Somewhere, back in the memory vaults for about 1960, I can see a shrub that my maternal grandfather planted in his garden (oddly, the only thing I ever remember him planting), one that he called “yesterday, today, and tomorrow” because the flowers of the day before remained on the plant, which I now know was Brunfelsia pauciflora. Of course no flowers of tomorrow could exist today, so really there are flowers of three different colors, white changing to pale violet, changing to purple, as the flowers age.

I see this in my mind’s eye and feel anxiety associated with it, because my parents were planning to move away, away from this garden. The garden and the house were a model of how I wanted my life to turn out; an older house, smelling of old furniture and books, where I could sit and spend time reading or poring over maps of places I’d never visit, and a garden full of mysterious dark corners, and, elsewhere, plants nodding in the rainless sun-drenched summers of Los Angeles. My grandfather was retired and I thought the whole thing was idyllic. It was probably anything but.

My grandfather was a military doctor and was with MacArthur in New Guinea and the Philippines. He never talked about his experience. When my father suffered a massive head wound at the Punchbowl in Korea in 1952 the Army doctors told my mother he was going to be a vegetable, but my father recovered, actually making medical history. He was paralyzed on his right side, had expressive aphasia, and violent seizures for the rest of his life. My parents moved to California to be close to my mother’s parents. Looking back on this now, reading the letters between my two grandfathers (my paternal grandfather retired a major general), talking with appalling frankness, and at the same time hope, it seems clear that a life I saw as perfect was probably permeated with endless horrors.

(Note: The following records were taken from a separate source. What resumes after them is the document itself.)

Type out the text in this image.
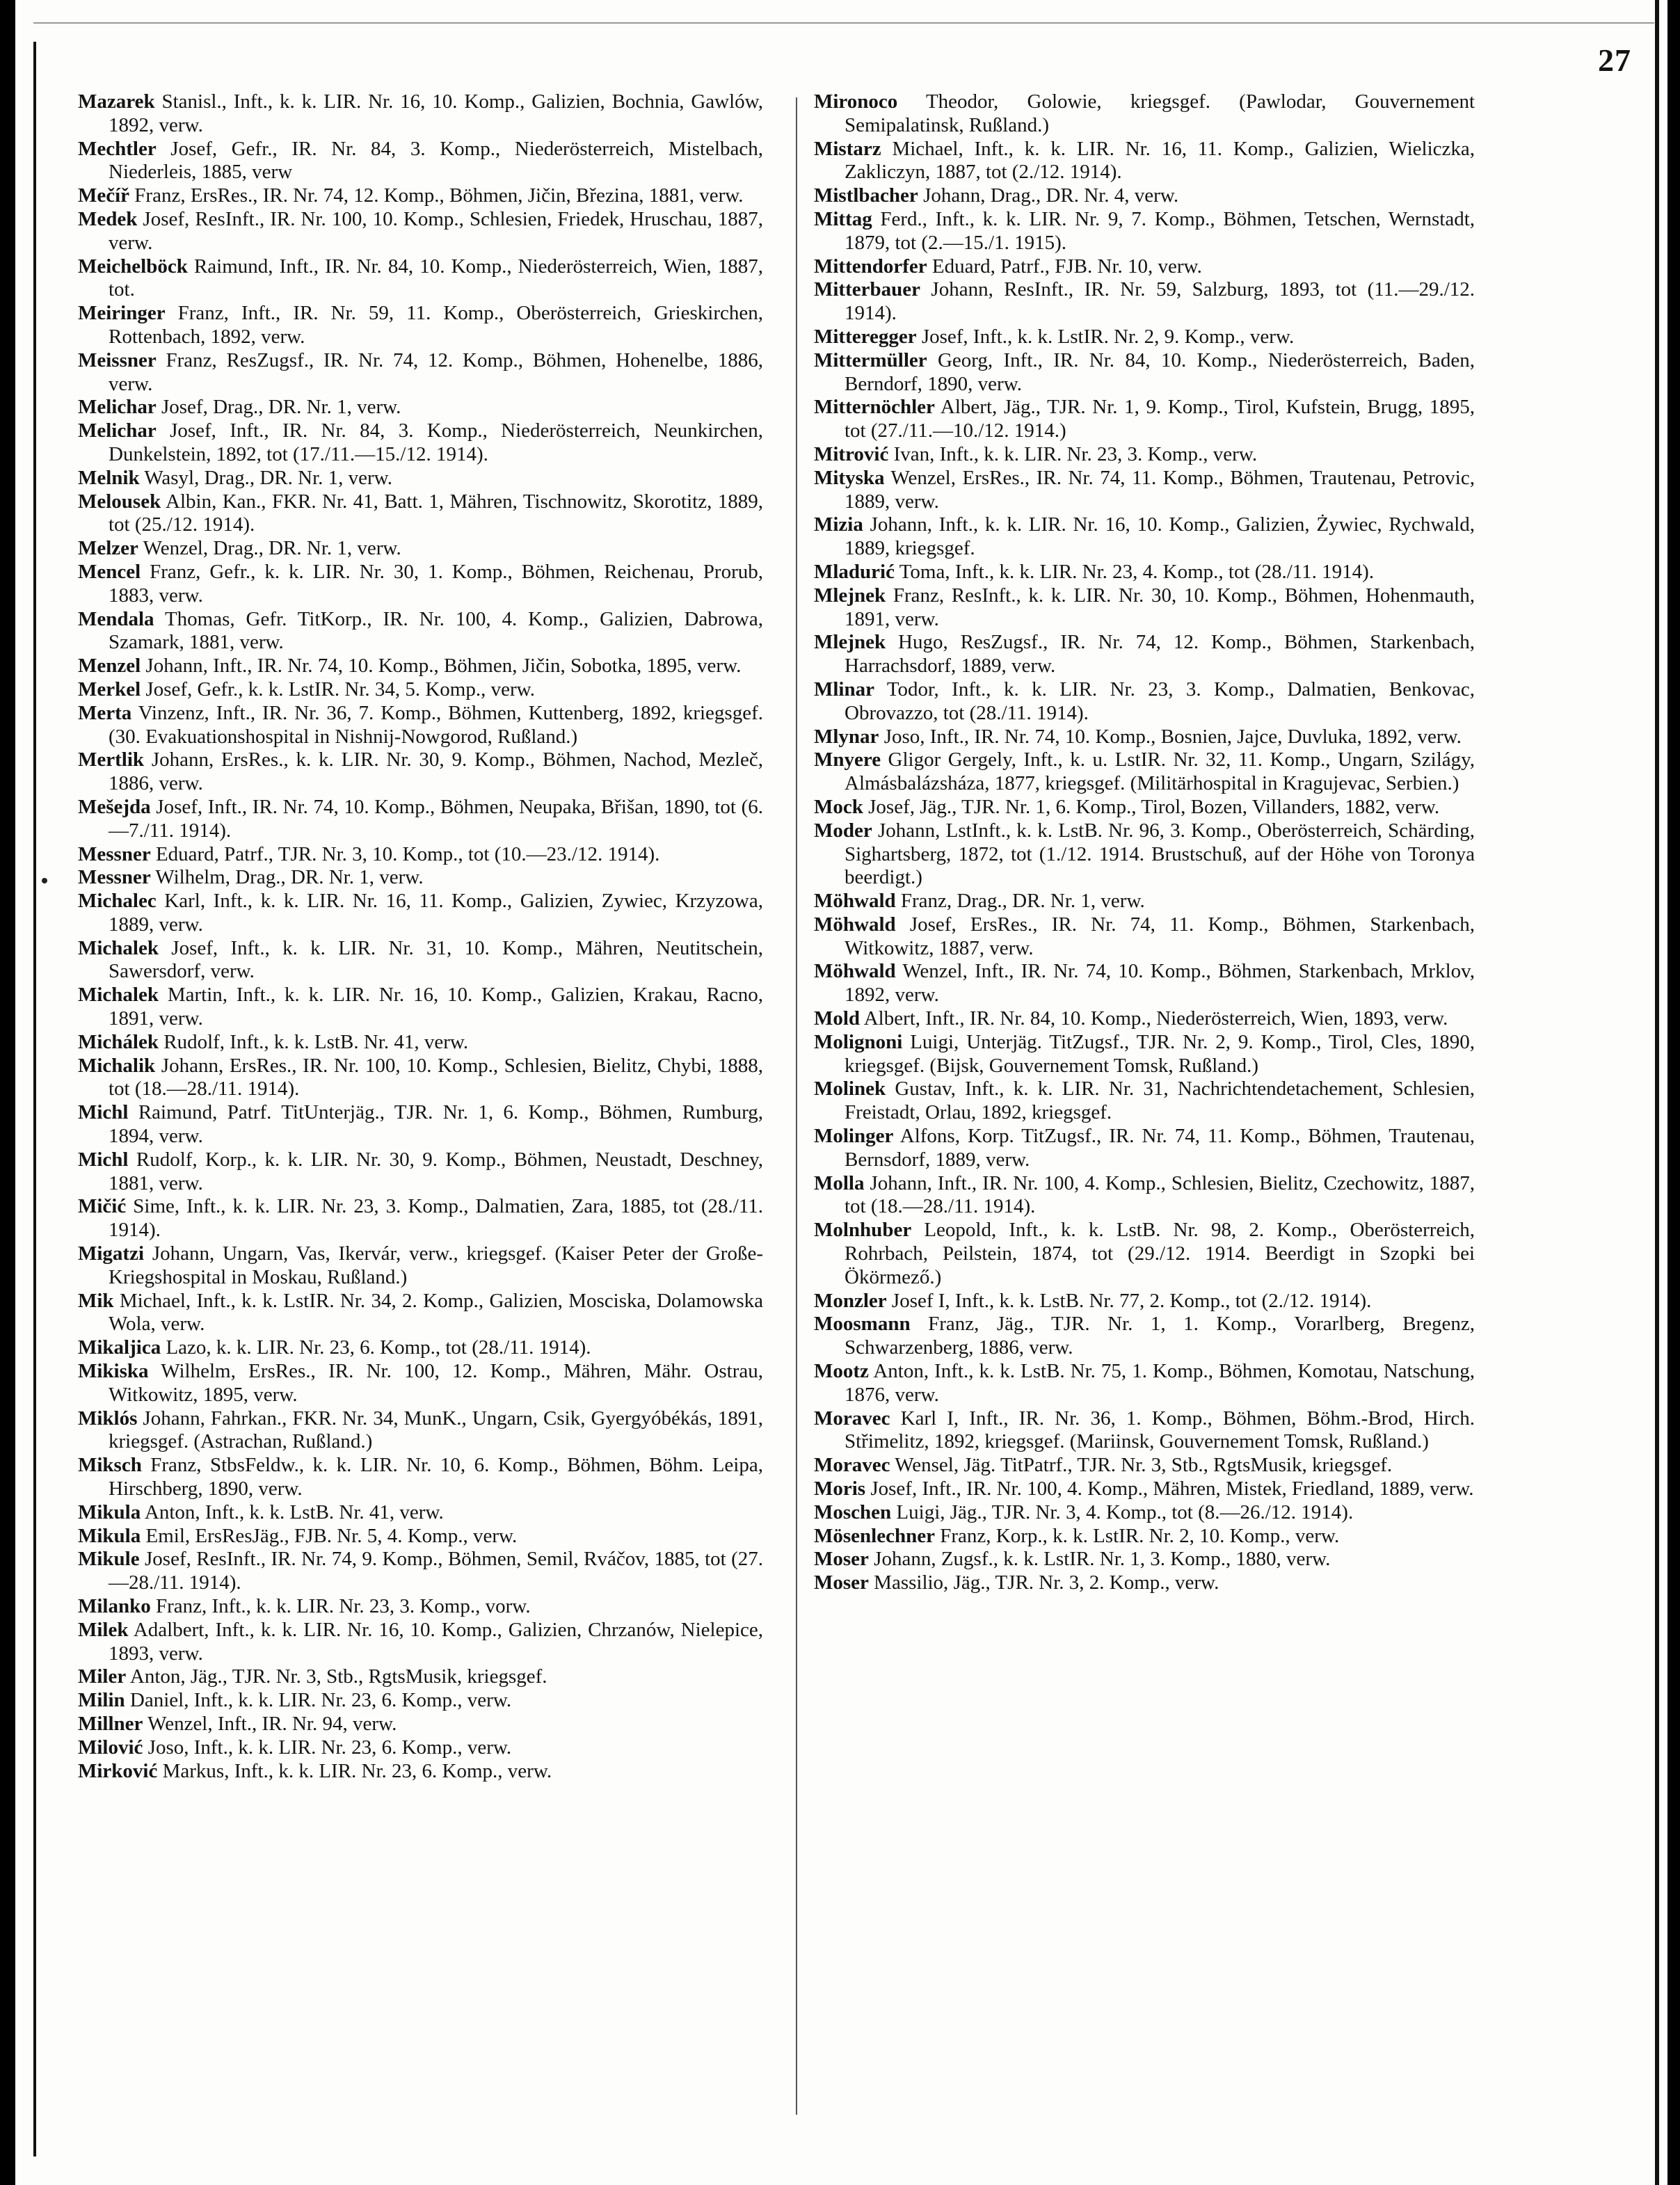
27

Mazarek Stanisl., Inft., k. k. LIR. Nr. 16, 10. Komp., Galizien, Bochnia, Gawlów, 1892, verw.

Mechtler Josef, Gefr., IR. Nr. 84, 3. Komp., Niederösterreich, Mistelbach, Niederleis, 1885, verw

Mečíř Franz, ErsRes., IR. Nr. 74, 12. Komp., Böhmen, Jičin, Březina, 1881, verw.

Medek Josef, ResInft., IR. Nr. 100, 10. Komp., Schlesien, Friedek, Hruschau, 1887, verw.

Meichelböck Raimund, Inft., IR. Nr. 84, 10. Komp., Niederösterreich, Wien, 1887, tot.

Meiringer Franz, Inft., IR. Nr. 59, 11. Komp., Oberösterreich, Grieskirchen, Rottenbach, 1892, verw.

Meissner Franz, ResZugsf., IR. Nr. 74, 12. Komp., Böhmen, Hohenelbe, 1886, verw.

Melichar Josef, Drag., DR. Nr. 1, verw.

Melichar Josef, Inft., IR. Nr. 84, 3. Komp., Niederösterreich, Neunkirchen, Dunkelstein, 1892, tot (17./11.—15./12. 1914).

Melnik Wasyl, Drag., DR. Nr. 1, verw.

Melousek Albin, Kan., FKR. Nr. 41, Batt. 1, Mähren, Tischnowitz, Skorotitz, 1889, tot (25./12. 1914).

Melzer Wenzel, Drag., DR. Nr. 1, verw.

Mencel Franz, Gefr., k. k. LIR. Nr. 30, 1. Komp., Böhmen, Reichenau, Prorub, 1883, verw.

Mendala Thomas, Gefr. TitKorp., IR. Nr. 100, 4. Komp., Galizien, Dabrowa, Szamark, 1881, verw.

Menzel Johann, Inft., IR. Nr. 74, 10. Komp., Böhmen, Jičin, Sobotka, 1895, verw.

Merkel Josef, Gefr., k. k. LstIR. Nr. 34, 5. Komp., verw.

Merta Vinzenz, Inft., IR. Nr. 36, 7. Komp., Böhmen, Kuttenberg, 1892, kriegsgef. (30. Evakuationshospital in Nishnij-Nowgorod, Rußland.)

Mertlik Johann, ErsRes., k. k. LIR. Nr. 30, 9. Komp., Böhmen, Nachod, Mezleč, 1886, verw.

Mešejda Josef, Inft., IR. Nr. 74, 10. Komp., Böhmen, Neupaka, Břišan, 1890, tot (6.—7./11. 1914).

Messner Eduard, Patrf., TJR. Nr. 3, 10. Komp., tot (10.—23./12. 1914).

Messner Wilhelm, Drag., DR. Nr. 1, verw.

Michalec Karl, Inft., k. k. LIR. Nr. 16, 11. Komp., Galizien, Zywiec, Krzyzowa, 1889, verw.

Michalek Josef, Inft., k. k. LIR. Nr. 31, 10. Komp., Mähren, Neutitschein, Sawersdorf, verw.

Michalek Martin, Inft., k. k. LIR. Nr. 16, 10. Komp., Galizien, Krakau, Racno, 1891, verw.

Michálek Rudolf, Inft., k. k. LstB. Nr. 41, verw.

Michalik Johann, ErsRes., IR. Nr. 100, 10. Komp., Schlesien, Bielitz, Chybi, 1888, tot (18.—28./11. 1914).

Michl Raimund, Patrf. TitUnterjäg., TJR. Nr. 1, 6. Komp., Böhmen, Rumburg, 1894, verw.

Michl Rudolf, Korp., k. k. LIR. Nr. 30, 9. Komp., Böhmen, Neustadt, Deschney, 1881, verw.

Mičić Sime, Inft., k. k. LIR. Nr. 23, 3. Komp., Dalmatien, Zara, 1885, tot (28./11. 1914).

Migatzi Johann, Ungarn, Vas, Ikervár, verw., kriegsgef. (Kaiser Peter der Große-Kriegshospital in Moskau, Rußland.)

Mik Michael, Inft., k. k. LstIR. Nr. 34, 2. Komp., Galizien, Mosciska, Dolamowska Wola, verw.

Mikaljica Lazo, k. k. LIR. Nr. 23, 6. Komp., tot (28./11. 1914).

Mikiska Wilhelm, ErsRes., IR. Nr. 100, 12. Komp., Mähren, Mähr. Ostrau, Witkowitz, 1895, verw.

Miklós Johann, Fahrkan., FKR. Nr. 34, MunK., Ungarn, Csik, Gyergyóbékás, 1891, kriegsgef. (Astrachan, Rußland.)

Miksch Franz, StbsFeldw., k. k. LIR. Nr. 10, 6. Komp., Böhmen, Böhm. Leipa, Hirschberg, 1890, verw.

Mikula Anton, Inft., k. k. LstB. Nr. 41, verw.

Mikula Emil, ErsResJäg., FJB. Nr. 5, 4. Komp., verw.

Mikule Josef, ResInft., IR. Nr. 74, 9. Komp., Böhmen, Semil, Rváčov, 1885, tot (27.—28./11. 1914).

Milanko Franz, Inft., k. k. LIR. Nr. 23, 3. Komp., vorw.

Milek Adalbert, Inft., k. k. LIR. Nr. 16, 10. Komp., Galizien, Chrzanów, Nielepice, 1893, verw.

Miler Anton, Jäg., TJR. Nr. 3, Stb., RgtsMusik, kriegsgef.

Milin Daniel, Inft., k. k. LIR. Nr. 23, 6. Komp., verw.

Millner Wenzel, Inft., IR. Nr. 94, verw.

Milović Joso, Inft., k. k. LIR. Nr. 23, 6. Komp., verw.

Mirković Markus, Inft., k. k. LIR. Nr. 23, 6. Komp., verw.

Mironoco Theodor, Golowie, kriegsgef. (Pawlodar, Gouvernement Semipalatinsk, Rußland.)

Mistarz Michael, Inft., k. k. LIR. Nr. 16, 11. Komp., Galizien, Wieliczka, Zakliczyn, 1887, tot (2./12. 1914).

Mistlbacher Johann, Drag., DR. Nr. 4, verw.

Mittag Ferd., Inft., k. k. LIR. Nr. 9, 7. Komp., Böhmen, Tetschen, Wernstadt, 1879, tot (2.—15./1. 1915).

Mittendorfer Eduard, Patrf., FJB. Nr. 10, verw.

Mitterbauer Johann, ResInft., IR. Nr. 59, Salzburg, 1893, tot (11.—29./12. 1914).

Mitteregger Josef, Inft., k. k. LstIR. Nr. 2, 9. Komp., verw.

Mittermüller Georg, Inft., IR. Nr. 84, 10. Komp., Niederösterreich, Baden, Berndorf, 1890, verw.

Mitternöchler Albert, Jäg., TJR. Nr. 1, 9. Komp., Tirol, Kufstein, Brugg, 1895, tot (27./11.—10./12. 1914.)

Mitrović Ivan, Inft., k. k. LIR. Nr. 23, 3. Komp., verw.

Mityska Wenzel, ErsRes., IR. Nr. 74, 11. Komp., Böhmen, Trautenau, Petrovic, 1889, verw.

Mizia Johann, Inft., k. k. LIR. Nr. 16, 10. Komp., Galizien, Żywiec, Rychwald, 1889, kriegsgef.

Mladurić Toma, Inft., k. k. LIR. Nr. 23, 4. Komp., tot (28./11. 1914).

Mlejnek Franz, ResInft., k. k. LIR. Nr. 30, 10. Komp., Böhmen, Hohenmauth, 1891, verw.

Mlejnek Hugo, ResZugsf., IR. Nr. 74, 12. Komp., Böhmen, Starkenbach, Harrachsdorf, 1889, verw.

Mlinar Todor, Inft., k. k. LIR. Nr. 23, 3. Komp., Dalmatien, Benkovac, Obrovazzo, tot (28./11. 1914).

Mlynar Joso, Inft., IR. Nr. 74, 10. Komp., Bosnien, Jajce, Duvluka, 1892, verw.

Mnyere Gligor Gergely, Inft., k. u. LstIR. Nr. 32, 11. Komp., Ungarn, Szilágy, Almásbalázsháza, 1877, kriegsgef. (Militärhospital in Kragujevac, Serbien.)

Mock Josef, Jäg., TJR. Nr. 1, 6. Komp., Tirol, Bozen, Villanders, 1882, verw.

Moder Johann, LstInft., k. k. LstB. Nr. 96, 3. Komp., Oberösterreich, Schärding, Sighartsberg, 1872, tot (1./12. 1914. Brustschuß, auf der Höhe von Toronya beerdigt.)

Möhwald Franz, Drag., DR. Nr. 1, verw.

Möhwald Josef, ErsRes., IR. Nr. 74, 11. Komp., Böhmen, Starkenbach, Witkowitz, 1887, verw.

Möhwald Wenzel, Inft., IR. Nr. 74, 10. Komp., Böhmen, Starkenbach, Mrklov, 1892, verw.

Mold Albert, Inft., IR. Nr. 84, 10. Komp., Niederösterreich, Wien, 1893, verw.

Molignoni Luigi, Unterjäg. TitZugsf., TJR. Nr. 2, 9. Komp., Tirol, Cles, 1890, kriegsgef. (Bijsk, Gouvernement Tomsk, Rußland.)

Molinek Gustav, Inft., k. k. LIR. Nr. 31, Nachrichtendetachement, Schlesien, Freistadt, Orlau, 1892, kriegsgef.

Molinger Alfons, Korp. TitZugsf., IR. Nr. 74, 11. Komp., Böhmen, Trautenau, Bernsdorf, 1889, verw.

Molla Johann, Inft., IR. Nr. 100, 4. Komp., Schlesien, Bielitz, Czechowitz, 1887, tot (18.—28./11. 1914).

Molnhuber Leopold, Inft., k. k. LstB. Nr. 98, 2. Komp., Oberösterreich, Rohrbach, Peilstein, 1874, tot (29./12. 1914. Beerdigt in Szopki bei Ökörmező.)

Monzler Josef I, Inft., k. k. LstB. Nr. 77, 2. Komp., tot (2./12. 1914).

Moosmann Franz, Jäg., TJR. Nr. 1, 1. Komp., Vorarlberg, Bregenz, Schwarzenberg, 1886, verw.

Mootz Anton, Inft., k. k. LstB. Nr. 75, 1. Komp., Böhmen, Komotau, Natschung, 1876, verw.

Moravec Karl I, Inft., IR. Nr. 36, 1. Komp., Böhmen, Böhm.-Brod, Hirch. Střimelitz, 1892, kriegsgef. (Mariinsk, Gouvernement Tomsk, Rußland.)

Moravec Wensel, Jäg. TitPatrf., TJR. Nr. 3, Stb., RgtsMusik, kriegsgef.

Moris Josef, Inft., IR. Nr. 100, 4. Komp., Mähren, Mistek, Friedland, 1889, verw.

Moschen Luigi, Jäg., TJR. Nr. 3, 4. Komp., tot (8.—26./12. 1914).

Mösenlechner Franz, Korp., k. k. LstIR. Nr. 2, 10. Komp., verw.

Moser Johann, Zugsf., k. k. LstIR. Nr. 1, 3. Komp., 1880, verw.

Moser Massilio, Jäg., TJR. Nr. 3, 2. Komp., verw.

Meanwhile I spent some of the time at my grandparents’ house wandering around the garden, poring over the garden catalogs, playing with wooden flats, and helping my grandfather stick nails in the ground to turn the hydrangea blue.

My father recovered to the extent that he was able to hold down a job for over thirty years, which is why, back in 1960, moving was on everyone’s mind. We moved to Denver. I started a garden.

Being the black sheep, I didn’t follow in the military tradition, but found my way into a steady job, where, within a few years, I met my wife. I started a garden. A couple of years later we moved to the house in which I live now, and I started a garden again. This one got completely out of control within just a few years. There were plants everywhere.

Strangely, or maybe not so strangely, the layout of this garden closely resembles the garden I grew up with in Los Angeles, though there is no enormous three-trunked pecan tree right in the middle of the back yard, no swing, and no 1920s apartment building, straight out of a story by Raymond Chandler, looming over the shed.

My wife would often use the word “bliss” to describe sitting out in the garden, sometimes weeding, on days when I was at work. The whole thing, the garden, having two border collies to help, and especially, oh so especially, being with her, was as near to bliss as anything I ever imagined.

I retired in 2007, looking forward to growing old with my wife, spending time with her, the dogs, and the garden, not having to drive to work on snowy days. I would stand out in the garden thinking to myself that this was too good to be true.

Two years later my wife died of a heart attack, without warning, in my arms, with the dogs at her side. She was 51.

I didn’t know what to do with my new life, so I bought plants. Plants from local nurseries, plant sales, and mail order. I wound up giving away most of the shrubs I bought, because I wasn’t thinking about how big they might get when I planted them eight inches apart, but I kept the smaller plants.

I noticed one of new plants in bloom today: Onosma caerulescens. It isn’t quite the same as the brunfelsia, but the flowers open cream-colored, fade to red, then to purple as the calyces dry up. My version of yesterday, today, and tomorrow.